Da ich ausschließlich solo gespielt habe, kann ich mir ein Urteil über den Mehrspieler-Modus nicht erlauben. Ich kann mir gut vorstellen, dass es mit den richtigen Leuten auch in der Gruppe Spaß macht – das Konzept scheint jedoch sehr auf Einzelspieler abzuzielen.
„Legacy of Dragonholt“ bietet viele Stunden Spielspaß, und die Wiederspielbarkeit dürfte gerade mit einem anderen Charakter (und anderen Skills) gegeben sein. Es bleibt zu hoffen, dass Fantasy Flight weitere Abenteuer veröffentlicht, entweder in Terrinoth oder in einem komplett anderen Setting (Lovcraft bitte!).
Ich bin sehr dankbar für die Erfahrung mit „Legacy of Dragonholt“. Die Designer verdienen hohes Lob.

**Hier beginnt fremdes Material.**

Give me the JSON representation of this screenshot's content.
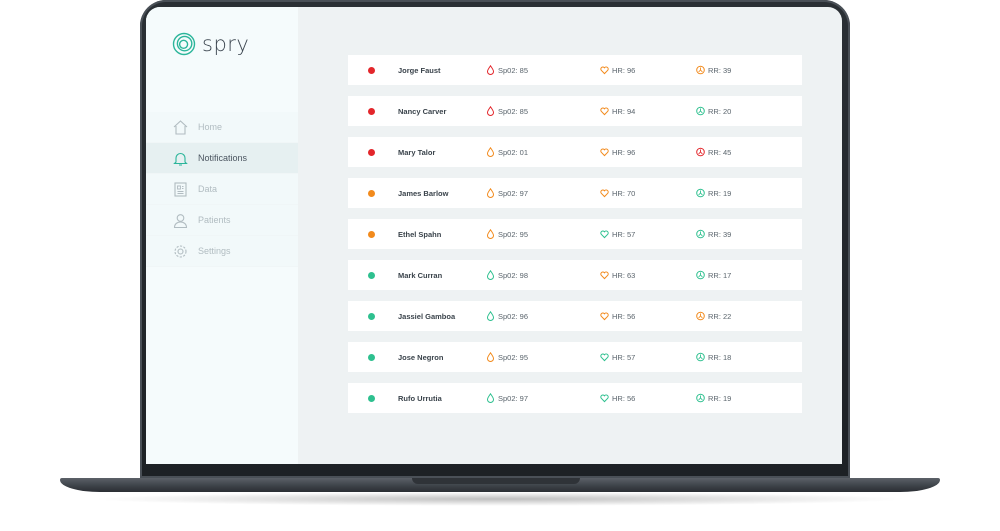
{
  "app": {
    "name": "spry"
  },
  "colors": {
    "red": "#e3262b",
    "orange": "#f28a1c",
    "green": "#2ec08f",
    "accent": "#2bb59a"
  },
  "nav": [
    {
      "label": "Home",
      "icon": "home-icon",
      "active": false
    },
    {
      "label": "Notifications",
      "icon": "bell-icon",
      "active": true
    },
    {
      "label": "Data",
      "icon": "document-icon",
      "active": false
    },
    {
      "label": "Patients",
      "icon": "user-icon",
      "active": false
    },
    {
      "label": "Settings",
      "icon": "gear-icon",
      "active": false
    }
  ],
  "patients": [
    {
      "name": "Jorge Faust",
      "status": "red",
      "spo2": "Sp02: 85",
      "spo2_color": "red",
      "hr": "HR: 96",
      "hr_color": "orange",
      "rr": "RR: 39",
      "rr_color": "orange"
    },
    {
      "name": "Nancy Carver",
      "status": "red",
      "spo2": "Sp02: 85",
      "spo2_color": "red",
      "hr": "HR: 94",
      "hr_color": "orange",
      "rr": "RR: 20",
      "rr_color": "green"
    },
    {
      "name": "Mary Talor",
      "status": "red",
      "spo2": "Sp02: 01",
      "spo2_color": "orange",
      "hr": "HR: 96",
      "hr_color": "orange",
      "rr": "RR: 45",
      "rr_color": "red"
    },
    {
      "name": "James Barlow",
      "status": "orange",
      "spo2": "Sp02: 97",
      "spo2_color": "orange",
      "hr": "HR: 70",
      "hr_color": "orange",
      "rr": "RR: 19",
      "rr_color": "green"
    },
    {
      "name": "Ethel Spahn",
      "status": "orange",
      "spo2": "Sp02: 95",
      "spo2_color": "orange",
      "hr": "HR: 57",
      "hr_color": "green",
      "rr": "RR: 39",
      "rr_color": "green"
    },
    {
      "name": "Mark Curran",
      "status": "green",
      "spo2": "Sp02: 98",
      "spo2_color": "green",
      "hr": "HR: 63",
      "hr_color": "orange",
      "rr": "RR: 17",
      "rr_color": "green"
    },
    {
      "name": "Jassiel Gamboa",
      "status": "green",
      "spo2": "Sp02: 96",
      "spo2_color": "green",
      "hr": "HR: 56",
      "hr_color": "orange",
      "rr": "RR: 22",
      "rr_color": "orange"
    },
    {
      "name": "Jose Negron",
      "status": "green",
      "spo2": "Sp02: 95",
      "spo2_color": "orange",
      "hr": "HR: 57",
      "hr_color": "green",
      "rr": "RR: 18",
      "rr_color": "green"
    },
    {
      "name": "Rufo Urrutia",
      "status": "green",
      "spo2": "Sp02: 97",
      "spo2_color": "green",
      "hr": "HR: 56",
      "hr_color": "green",
      "rr": "RR: 19",
      "rr_color": "green"
    }
  ]
}
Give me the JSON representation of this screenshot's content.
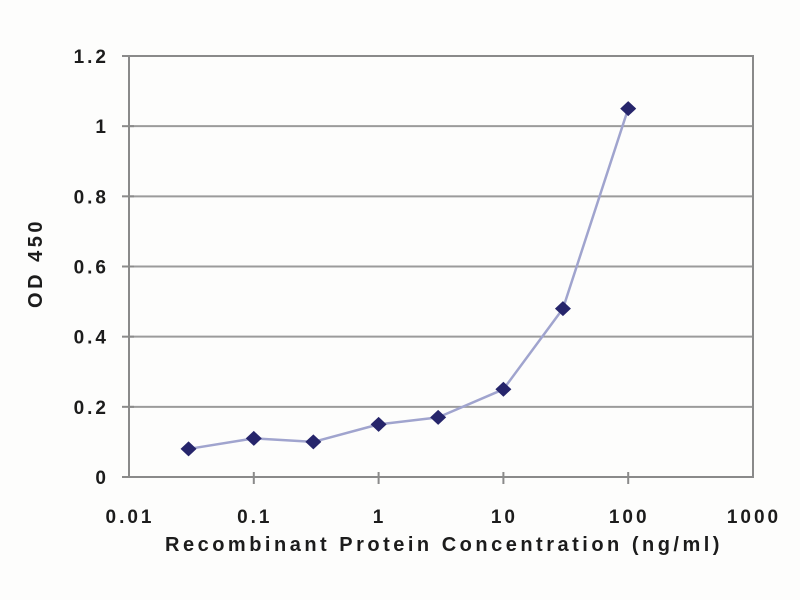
{
  "page": {
    "background": "#fdfdfc"
  },
  "chart_data": {
    "type": "line",
    "title": "",
    "xlabel": "Recombinant Protein Concentration (ng/ml)",
    "ylabel": "OD 450",
    "x_scale": "log",
    "x": [
      0.03,
      0.1,
      0.3,
      1,
      3,
      10,
      30,
      100
    ],
    "y": [
      0.08,
      0.11,
      0.1,
      0.15,
      0.17,
      0.25,
      0.48,
      1.05
    ],
    "xlim": [
      0.01,
      1000
    ],
    "ylim": [
      0,
      1.2
    ],
    "x_tick_values": [
      0.01,
      0.1,
      1,
      10,
      100,
      1000
    ],
    "x_tick_labels": [
      "0.01",
      "0.1",
      "1",
      "10",
      "100",
      "1000"
    ],
    "y_tick_values": [
      0,
      0.2,
      0.4,
      0.6,
      0.8,
      1,
      1.2
    ],
    "y_tick_labels": [
      "0",
      "0.2",
      "0.4",
      "0.6",
      "0.8",
      "1",
      "1.2"
    ],
    "grid": "horizontal",
    "legend": "none",
    "marker": "diamond",
    "colors": {
      "line": "#A0A4CE",
      "marker": "#26256B",
      "grid": "#9B9B9B",
      "border": "#8A8A8A",
      "text": "#1C1C1C",
      "background": "#fdfdfc"
    }
  }
}
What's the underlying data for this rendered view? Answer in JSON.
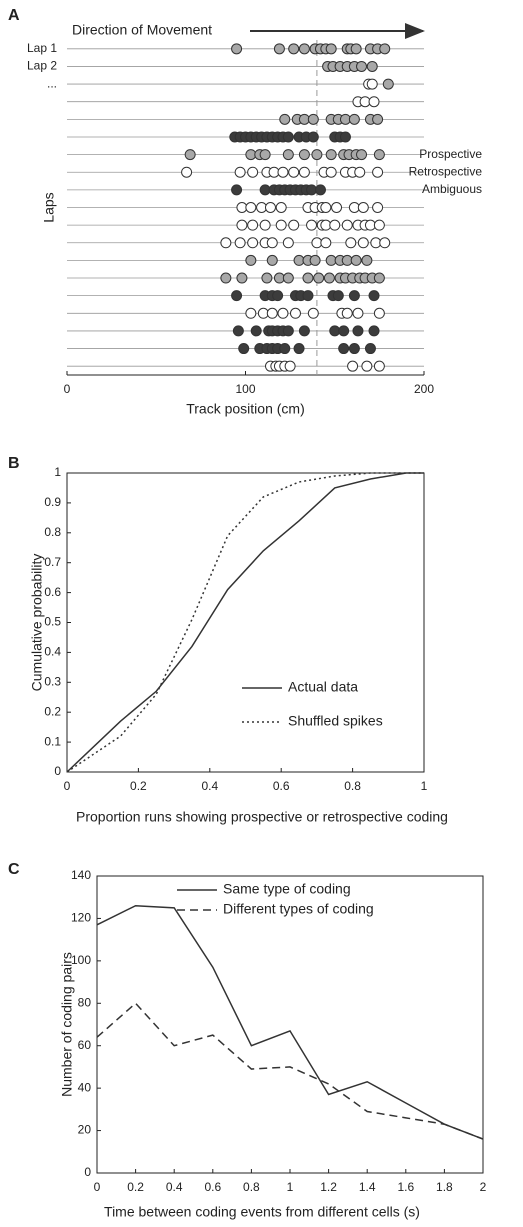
{
  "chart_data": [
    {
      "type": "scatter",
      "label": "A",
      "annotation": "Direction of Movement",
      "xlabel": "Track position (cm)",
      "ylabel": "Laps",
      "xlim": [
        0,
        200
      ],
      "xticks": [
        0,
        100,
        200
      ],
      "ylim": [
        0.5,
        19.5
      ],
      "yreverse": true,
      "yticks": [
        {
          "value": 1,
          "label": "Lap 1"
        },
        {
          "value": 2,
          "label": "Lap 2"
        },
        {
          "value": 3,
          "label": "..."
        }
      ],
      "vline": 140,
      "series": [
        {
          "name": "Prospective",
          "color": "#3c3c3c",
          "x": [
            94,
            97,
            100,
            103,
            106,
            109,
            112,
            115,
            118,
            121,
            124,
            130,
            134,
            138,
            150,
            153,
            156,
            95,
            111,
            116,
            119,
            122,
            125,
            128,
            131,
            134,
            137,
            142,
            95,
            111,
            115,
            118,
            128,
            131,
            135,
            149,
            152,
            161,
            172,
            96,
            106,
            113,
            115,
            118,
            121,
            124,
            133,
            150,
            155,
            163,
            172,
            99,
            108,
            112,
            115,
            118,
            122,
            130,
            155,
            161,
            170
          ],
          "y": [
            6,
            6,
            6,
            6,
            6,
            6,
            6,
            6,
            6,
            6,
            6,
            6,
            6,
            6,
            6,
            6,
            6,
            9,
            9,
            9,
            9,
            9,
            9,
            9,
            9,
            9,
            9,
            9,
            15,
            15,
            15,
            15,
            15,
            15,
            15,
            15,
            15,
            15,
            15,
            17,
            17,
            17,
            17,
            17,
            17,
            17,
            17,
            17,
            17,
            17,
            17,
            18,
            18,
            18,
            18,
            18,
            18,
            18,
            18,
            18,
            18
          ]
        },
        {
          "name": "Retrospective",
          "color": "#a8a8a8",
          "x": [
            95,
            119,
            127,
            133,
            139,
            142,
            145,
            148,
            157,
            159,
            162,
            170,
            174,
            178,
            146,
            149,
            153,
            157,
            161,
            165,
            171,
            180,
            122,
            129,
            133,
            138,
            148,
            152,
            156,
            161,
            170,
            174,
            69,
            103,
            108,
            111,
            124,
            133,
            140,
            148,
            155,
            158,
            162,
            165,
            175,
            103,
            115,
            130,
            135,
            139,
            148,
            153,
            157,
            162,
            168,
            89,
            98,
            112,
            119,
            124,
            135,
            141,
            147,
            153,
            156,
            160,
            164,
            167,
            171,
            175
          ],
          "y": [
            1,
            1,
            1,
            1,
            1,
            1,
            1,
            1,
            1,
            1,
            1,
            1,
            1,
            1,
            2,
            2,
            2,
            2,
            2,
            2,
            2,
            3,
            5,
            5,
            5,
            5,
            5,
            5,
            5,
            5,
            5,
            5,
            7,
            7,
            7,
            7,
            7,
            7,
            7,
            7,
            7,
            7,
            7,
            7,
            7,
            13,
            13,
            13,
            13,
            13,
            13,
            13,
            13,
            13,
            13,
            14,
            14,
            14,
            14,
            14,
            14,
            14,
            14,
            14,
            14,
            14,
            14,
            14,
            14,
            14
          ]
        },
        {
          "name": "Ambiguous",
          "color": "#ffffff",
          "x": [
            169,
            171,
            163,
            167,
            172,
            67,
            97,
            104,
            112,
            116,
            121,
            127,
            133,
            144,
            148,
            156,
            160,
            164,
            174,
            98,
            103,
            109,
            114,
            120,
            135,
            139,
            143,
            145,
            151,
            161,
            166,
            174,
            98,
            104,
            111,
            120,
            127,
            137,
            143,
            145,
            150,
            157,
            163,
            167,
            170,
            175,
            89,
            97,
            104,
            111,
            115,
            124,
            140,
            145,
            159,
            166,
            173,
            178,
            103,
            110,
            115,
            121,
            128,
            138,
            154,
            157,
            163,
            175,
            114,
            117,
            119,
            122,
            125,
            160,
            168,
            175
          ],
          "y": [
            3,
            3,
            4,
            4,
            4,
            8,
            8,
            8,
            8,
            8,
            8,
            8,
            8,
            8,
            8,
            8,
            8,
            8,
            8,
            10,
            10,
            10,
            10,
            10,
            10,
            10,
            10,
            10,
            10,
            10,
            10,
            10,
            11,
            11,
            11,
            11,
            11,
            11,
            11,
            11,
            11,
            11,
            11,
            11,
            11,
            11,
            12,
            12,
            12,
            12,
            12,
            12,
            12,
            12,
            12,
            12,
            12,
            12,
            16,
            16,
            16,
            16,
            16,
            16,
            16,
            16,
            16,
            16,
            19,
            19,
            19,
            19,
            19,
            19,
            19,
            19
          ]
        }
      ]
    },
    {
      "type": "line",
      "label": "B",
      "xlabel": "Proportion runs showing prospective or retrospective coding",
      "ylabel": "Cumulative probability",
      "xlim": [
        0,
        1
      ],
      "xticks": [
        0,
        0.2,
        0.4,
        0.6,
        0.8,
        1
      ],
      "ylim": [
        0,
        1
      ],
      "yticks": [
        0,
        0.1,
        0.2,
        0.3,
        0.4,
        0.5,
        0.6,
        0.7,
        0.8,
        0.9,
        1
      ],
      "x": [
        0,
        0.15,
        0.25,
        0.35,
        0.45,
        0.55,
        0.65,
        0.75,
        0.85,
        0.95,
        1
      ],
      "series": [
        {
          "name": "Actual data",
          "color": "#333333",
          "dash": "solid",
          "values": [
            0,
            0.17,
            0.27,
            0.42,
            0.61,
            0.74,
            0.84,
            0.95,
            0.98,
            1,
            1
          ]
        },
        {
          "name": "Shuffled spikes",
          "color": "#333333",
          "dash": "dotted",
          "values": [
            0,
            0.12,
            0.26,
            0.51,
            0.79,
            0.92,
            0.97,
            0.99,
            1,
            1,
            1
          ]
        }
      ]
    },
    {
      "type": "line",
      "label": "C",
      "xlabel": "Time between coding events from different cells (s)",
      "ylabel": "Number of coding pairs",
      "xlim": [
        0,
        2
      ],
      "xticks": [
        0,
        0.2,
        0.4,
        0.6,
        0.8,
        1,
        1.2,
        1.4,
        1.6,
        1.8,
        2
      ],
      "ylim": [
        0,
        140
      ],
      "yticks": [
        0,
        20,
        40,
        60,
        80,
        100,
        120,
        140
      ],
      "x": [
        0,
        0.2,
        0.4,
        0.6,
        0.8,
        1,
        1.2,
        1.4,
        1.6,
        1.8,
        2
      ],
      "series": [
        {
          "name": "Same type of coding",
          "color": "#333333",
          "dash": "solid",
          "values": [
            117,
            126,
            125,
            97,
            60,
            67,
            37,
            43,
            33,
            23,
            16
          ]
        },
        {
          "name": "Different types of coding",
          "color": "#333333",
          "dash": "dashed",
          "values": [
            64,
            80,
            60,
            65,
            49,
            50,
            42,
            29,
            26,
            23,
            16
          ]
        }
      ]
    }
  ]
}
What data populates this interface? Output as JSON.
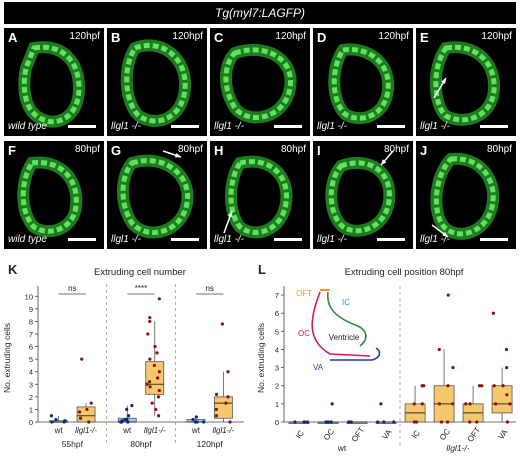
{
  "banner": "Tg(myl7:LAGFP)",
  "panels": [
    {
      "letter": "A",
      "time": "120hpf",
      "geno": "wild type"
    },
    {
      "letter": "B",
      "time": "120hpf",
      "geno": "llgl1 -/-"
    },
    {
      "letter": "C",
      "time": "120hpf",
      "geno": "llgl1 -/-"
    },
    {
      "letter": "D",
      "time": "120hpf",
      "geno": "llgl1 -/-"
    },
    {
      "letter": "E",
      "time": "120hpf",
      "geno": "llgl1 -/-"
    },
    {
      "letter": "F",
      "time": "80hpf",
      "geno": "wild type"
    },
    {
      "letter": "G",
      "time": "80hpf",
      "geno": "llgl1 -/-"
    },
    {
      "letter": "H",
      "time": "80hpf",
      "geno": "llgl1 -/-"
    },
    {
      "letter": "I",
      "time": "80hpf",
      "geno": "llgl1 -/-"
    },
    {
      "letter": "J",
      "time": "80hpf",
      "geno": "llgl1 -/-"
    }
  ],
  "plotK": {
    "letter": "K",
    "title": "Extruding cell number",
    "ylabel": "No. extruding cells",
    "chart_data": {
      "type": "box",
      "yticks": [
        0,
        1,
        2,
        3,
        4,
        5,
        6,
        7,
        8,
        9,
        10
      ],
      "ylim": [
        0,
        10.5
      ],
      "groups": [
        {
          "time": "55hpf",
          "sig": "ns",
          "boxes": [
            {
              "label": "wt",
              "q1": 0,
              "median": 0,
              "q3": 0.1,
              "min": 0,
              "max": 0.5,
              "points": [
                0,
                0,
                0.2,
                0.5,
                0.1
              ],
              "color": "#0b2a6f"
            },
            {
              "label": "llgl1-/-",
              "q1": 0,
              "median": 0.5,
              "q3": 1.2,
              "min": 0,
              "max": 1.5,
              "points": [
                0,
                0.3,
                0.8,
                1,
                1.5,
                5
              ],
              "color": "#8a0e12"
            }
          ]
        },
        {
          "time": "80hpf",
          "sig": "****",
          "boxes": [
            {
              "label": "wt",
              "q1": 0,
              "median": 0,
              "q3": 0.3,
              "min": 0,
              "max": 1.3,
              "points": [
                0,
                0,
                0,
                0.2,
                0.5,
                1,
                1.3,
                0.1,
                0.2
              ],
              "color": "#0b2a6f"
            },
            {
              "label": "llgl1-/-",
              "q1": 2.2,
              "median": 3,
              "q3": 4.8,
              "min": 0.5,
              "max": 8,
              "points": [
                0.5,
                1,
                1.5,
                2,
                2.5,
                2.8,
                3,
                3.2,
                3.5,
                4,
                4.5,
                5,
                5.5,
                6,
                7,
                8,
                9.8,
                8.3
              ],
              "color": "#8a0e12"
            }
          ]
        },
        {
          "time": "120hpf",
          "sig": "ns",
          "boxes": [
            {
              "label": "wt",
              "q1": 0,
              "median": 0,
              "q3": 0.2,
              "min": 0,
              "max": 0.4,
              "points": [
                0,
                0,
                0,
                0.2,
                0.4
              ],
              "color": "#0b2a6f"
            },
            {
              "label": "llgl1-/-",
              "q1": 0.3,
              "median": 1.5,
              "q3": 2,
              "min": 0,
              "max": 4,
              "points": [
                0,
                0.5,
                1,
                1.5,
                2,
                2.2,
                4,
                7.8
              ],
              "color": "#8a0e12"
            }
          ]
        }
      ]
    }
  },
  "plotL": {
    "letter": "L",
    "title": "Extruding cell position 80hpf",
    "ylabel": "No. extruding cells",
    "inset": {
      "oft": "OFT",
      "ic": "IC",
      "oc": "OC",
      "ventricle": "Ventricle",
      "va": "VA"
    },
    "chart_data": {
      "type": "box",
      "yticks": [
        0,
        1,
        2,
        3,
        4,
        5,
        6,
        7
      ],
      "ylim": [
        0,
        7.5
      ],
      "groups": [
        {
          "name": "wt",
          "boxes": [
            {
              "label": "IC",
              "q1": 0,
              "median": 0,
              "q3": 0,
              "min": 0,
              "max": 0,
              "points": [
                0,
                0,
                0,
                0
              ],
              "color": "#0b2a6f"
            },
            {
              "label": "OC",
              "q1": 0,
              "median": 0,
              "q3": 0,
              "min": 0,
              "max": 0,
              "points": [
                0,
                0,
                0,
                1
              ],
              "color": "#0b2a6f"
            },
            {
              "label": "OFT",
              "q1": 0,
              "median": 0,
              "q3": 0,
              "min": 0,
              "max": 0,
              "points": [
                0,
                0,
                0
              ],
              "color": "#0b2a6f"
            },
            {
              "label": "VA",
              "q1": 0,
              "median": 0,
              "q3": 0,
              "min": 0,
              "max": 0,
              "points": [
                0,
                0,
                0,
                1
              ],
              "color": "#0b2a6f"
            }
          ]
        },
        {
          "name": "llgl1-/-",
          "boxes": [
            {
              "label": "IC",
              "q1": 0,
              "median": 0.5,
              "q3": 1,
              "min": 0,
              "max": 2,
              "points": [
                0,
                0,
                1,
                1,
                2,
                2
              ],
              "color": "#8a0e12"
            },
            {
              "label": "OC",
              "q1": 0,
              "median": 1,
              "q3": 2,
              "min": 0,
              "max": 4,
              "points": [
                0,
                0,
                1,
                1,
                2,
                3,
                4,
                7
              ],
              "color": "#8a0e12"
            },
            {
              "label": "OFT",
              "q1": 0,
              "median": 0.5,
              "q3": 1,
              "min": 0,
              "max": 2,
              "points": [
                0,
                0,
                1,
                1,
                2,
                2
              ],
              "color": "#8a0e12"
            },
            {
              "label": "VA",
              "q1": 0.5,
              "median": 1,
              "q3": 2,
              "min": 0,
              "max": 3,
              "points": [
                0,
                1,
                1,
                1.5,
                2,
                2,
                3,
                4,
                6
              ],
              "color": "#8a0e12"
            }
          ]
        }
      ]
    }
  }
}
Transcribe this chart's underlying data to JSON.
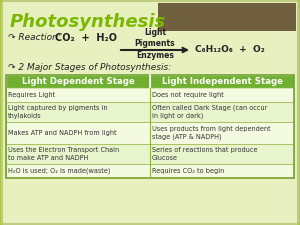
{
  "title": "Photosynthesis",
  "title_color": "#7ab800",
  "slide_bg": "#a8c840",
  "panel_bg": "#e8f0c0",
  "panel_border": "#b8cc60",
  "top_dark_rect_color": "#706040",
  "reaction_label": "↷ Reaction:",
  "reaction_formula": "CO₂  +  H₂O",
  "above_arrow": "Light\nPigments",
  "below_arrow": "Enzymes",
  "reaction_products": "C₆H₁₂O₆  +  O₂",
  "stages_label": "↷ 2 Major Stages of Photosynthesis:",
  "header_bg": "#70b030",
  "header_text_color": "#ffffff",
  "row_bg_light": "#e8f4cc",
  "row_bg_white": "#f4fae0",
  "col1_header": "Light Dependent Stage",
  "col2_header": "Light Independent Stage",
  "rows": [
    [
      "Requires Light",
      "Does not require light"
    ],
    [
      "Light captured by pigments in\nthylakoids",
      "Often called Dark Stage (can occur\nin light or dark)"
    ],
    [
      "Makes ATP and NADPH from light",
      "Uses products from light dependent\nstage (ATP & NADPH)"
    ],
    [
      "Uses the Electron Transport Chain\nto make ATP and NADPH",
      "Series of reactions that produce\nGlucose"
    ],
    [
      "H₂O is used; O₂ is made(waste)",
      "Requires CO₂ to begin"
    ]
  ],
  "text_color": "#333333",
  "arrow_color": "#222222"
}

Es ist ein außergewöhnliches Spiel – man spürt, dass es mit Sorgfalt designt wurde, dass die Spielelemente gut durchdacht und die Erzähl- und Spielmechanismen sinnvoll ausbalanciert sind. Man muss sich jedoch im Klaren darüber sein, was man bekommt – eine Fantasy-Geschichte mit cleveren Spielelementen. Ich denke, die Meinungen über „Legacy of Dragonholt“ werden stark auseinandergehen. Fest steht, dass wir hier ein Qualitätsprodukt vor uns haben. Und für viele – einschließlich meiner selbst – ist es viel, viel mehr.